Because the real history of the OK Corral and the tremendous fallout have never been fully plumbed on film.
It is early afternoon on a fateful day - October 26, 1881 - in the frontier town of Tombstone, Arizona. Four heavily armed men have decided to take the law into their own hands. Gamblers and possibly thieves, a notorious gunslinger among them, they are determined to take vengeance for a series of trivial insults and imagined threats. Ignoring the orders of the county sheriff, they march grimly to an alley between a rooming house and a photographer's studio. There they catch sight of their intended victims....
So begins The Forgotten Trial of Wyatt Earp, a law review article by Steven Lubet that appeared in the University of Colorado Law Review. It's a terrific -- and accurate -- primer on the thorny legal questions raised by the actions of the Earps. After writing this article, Lubet expanded it into a book; I will include an Amazon link to the book at the end of this post.
And in the same vein:
Wyatt Earp is a cultural icon, a man of law and order, a mythic figure of a West where social control and order were notably absent. The West also had its share of “bad” men and notorious villains. Could it be that the legendary Wyatt Earp might have have less the hero than we have made him out to be? Was he, as some now contend, a killing, gambling, philandering, corrupt politician with close associations to known murderers and gamblers?
That is the lead on a piece written by Colleen Coughlin entitled Law at the OK Corral: Reading Wyatt Earp Films, originally published in the Legal Studies Forum. The author analyzed four films of the famous shootout:
- My Darling Clementine (1946), starring Henry Fonda; the Earps are "frequently filmed with sunshine surrounding them"

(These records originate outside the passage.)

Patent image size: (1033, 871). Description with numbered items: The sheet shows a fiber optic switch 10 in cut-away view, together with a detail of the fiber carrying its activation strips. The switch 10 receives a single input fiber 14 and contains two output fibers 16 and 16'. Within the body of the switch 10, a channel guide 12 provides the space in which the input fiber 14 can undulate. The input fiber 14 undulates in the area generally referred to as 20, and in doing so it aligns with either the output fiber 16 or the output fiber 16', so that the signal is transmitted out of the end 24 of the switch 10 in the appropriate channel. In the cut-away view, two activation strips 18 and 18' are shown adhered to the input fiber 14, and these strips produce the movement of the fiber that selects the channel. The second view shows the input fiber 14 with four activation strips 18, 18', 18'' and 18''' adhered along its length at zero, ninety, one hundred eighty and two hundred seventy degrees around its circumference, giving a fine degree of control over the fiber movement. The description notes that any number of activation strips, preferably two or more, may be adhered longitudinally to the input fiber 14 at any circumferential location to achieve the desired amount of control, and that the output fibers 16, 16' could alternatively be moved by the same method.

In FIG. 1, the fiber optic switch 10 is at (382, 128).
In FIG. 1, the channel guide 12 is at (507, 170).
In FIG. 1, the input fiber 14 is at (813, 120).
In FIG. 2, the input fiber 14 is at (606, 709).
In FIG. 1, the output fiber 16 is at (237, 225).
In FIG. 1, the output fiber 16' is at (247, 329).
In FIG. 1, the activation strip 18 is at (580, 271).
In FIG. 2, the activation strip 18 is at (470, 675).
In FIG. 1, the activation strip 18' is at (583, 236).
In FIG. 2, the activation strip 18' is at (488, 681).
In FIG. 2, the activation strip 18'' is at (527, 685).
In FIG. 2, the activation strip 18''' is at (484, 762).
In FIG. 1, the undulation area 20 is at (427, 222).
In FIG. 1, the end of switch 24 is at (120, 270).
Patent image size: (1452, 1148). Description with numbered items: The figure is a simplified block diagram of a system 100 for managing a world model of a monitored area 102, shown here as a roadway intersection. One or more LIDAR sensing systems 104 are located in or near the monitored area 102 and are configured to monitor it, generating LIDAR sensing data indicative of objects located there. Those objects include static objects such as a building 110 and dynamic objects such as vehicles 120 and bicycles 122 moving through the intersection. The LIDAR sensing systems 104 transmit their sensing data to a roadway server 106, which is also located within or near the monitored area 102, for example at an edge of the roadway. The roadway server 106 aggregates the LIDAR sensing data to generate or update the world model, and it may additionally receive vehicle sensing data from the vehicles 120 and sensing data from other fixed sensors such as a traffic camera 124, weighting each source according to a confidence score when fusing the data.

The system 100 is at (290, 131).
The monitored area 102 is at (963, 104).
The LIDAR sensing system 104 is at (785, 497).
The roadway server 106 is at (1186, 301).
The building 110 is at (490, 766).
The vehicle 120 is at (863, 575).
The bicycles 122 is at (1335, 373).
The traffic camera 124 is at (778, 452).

- Gunfight at the O.K. Corral (1957), including a fictional "twist in the legend."
- Warlock (1959), "brilliant in its challenge to mythology"
- Tombstone (1993) "perhaps the most historically accurate of the films discussed."
These articles left me wondering two things -- One, why does the history not exactly match the popular cinema -- isn't the truth, with its subtleties and shades of gray, more compelling than the white hat/black hat thing?
And two, when did law reviews start publishing such interesting articles?
thanks for the kind words. thought you'd be interested to know that the article has since become a book. Murder in Tombstone: the Forgotten Trial of Wyatt Earp
http://www.amazon.com/gp/product/030011527X/ref=ed_oe_p/104-1113353-4864760?ie=UTF8
best,
sl
Posted by: slubet | August 23, 2006 at 05:34 PM
Great read. Tombstone is our families favorite weekend getaway.